Here, in the development lab, the idea began to take flight: giving infantry battalions a strike capability that does not rely on assistance from the Israeli Air Force, a tank shell or artillery fire. "If in the past a company commander had to request support from an attack helicopter, a Zik UAV or artillery, today he has an organic aerial strike capability using a drone," T. explains. "But beyond the independence this gives the force in the field, we also understand that there is such a thing as munition economics. In the end, firing shoulder-launched missiles and tank shells costs a lot of money, and a cheaper solution has to be provided."

Drone. Photo: Moshe Shai

"Can build you a explosive drone in an hour"
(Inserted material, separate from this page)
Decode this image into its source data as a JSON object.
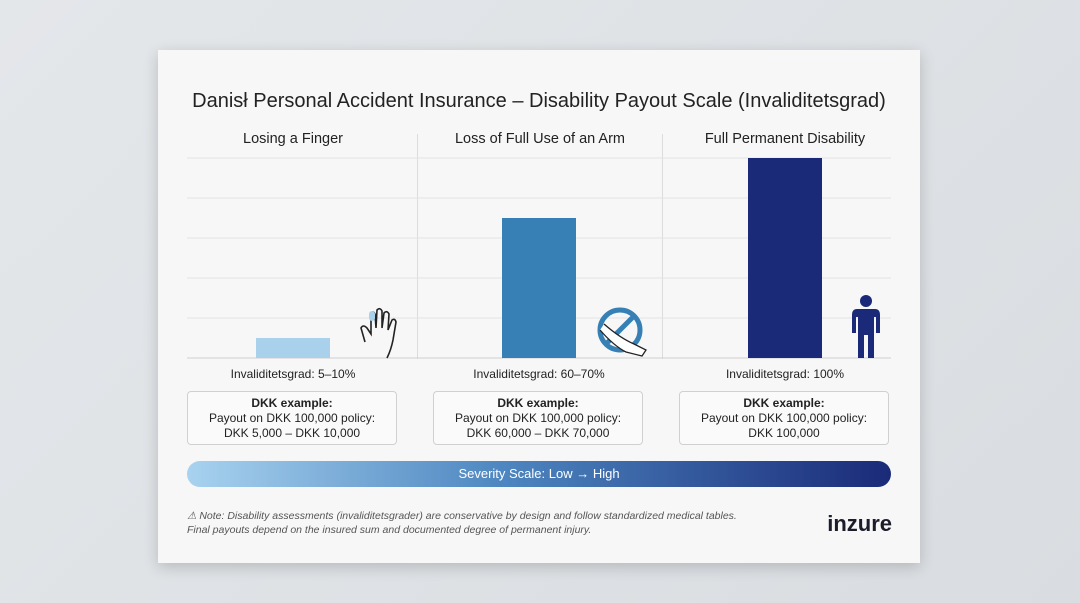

That solution is a relatively simple FPV drone, made up of a frame, four motors, a flight controller and a battery, which has been given the military name "Atalef," Hebrew for "bat." It is a cheap, agile tool that weighs just 1 kilogram (2.2 pounds) but can carry a warhead several times heavier. Beyond its light weight, it is also simple to operate, making it extremely useful on the battlefield. In the videos I watched in O.'s office, the unit commander showed me how these Atalef drones exploded inside homes in Gaza, on vehicles in Lebanon and in other targets.

"Today," he says, "any force heading out for maneuver does not move before taking several Atalefs with it."

I ask the unit commander what he thinks of his counterparts in Hezbollah, those who outpaced the IDF with fiber-optic drones that are now wreaking havoc in southern Lebanon.

"The difference between us and them is that we are bound by regulation and standards," he answers. "At the end of the day, it's not a problem to go on AliExpress, buy a drone and attach a mortar shell to it. If I didn't have to meet certain standards, I can build you a explosive drone right outside in an hour. Hezbollah has no problem losing a fighter or two during the development process. With us, it doesn't work that way."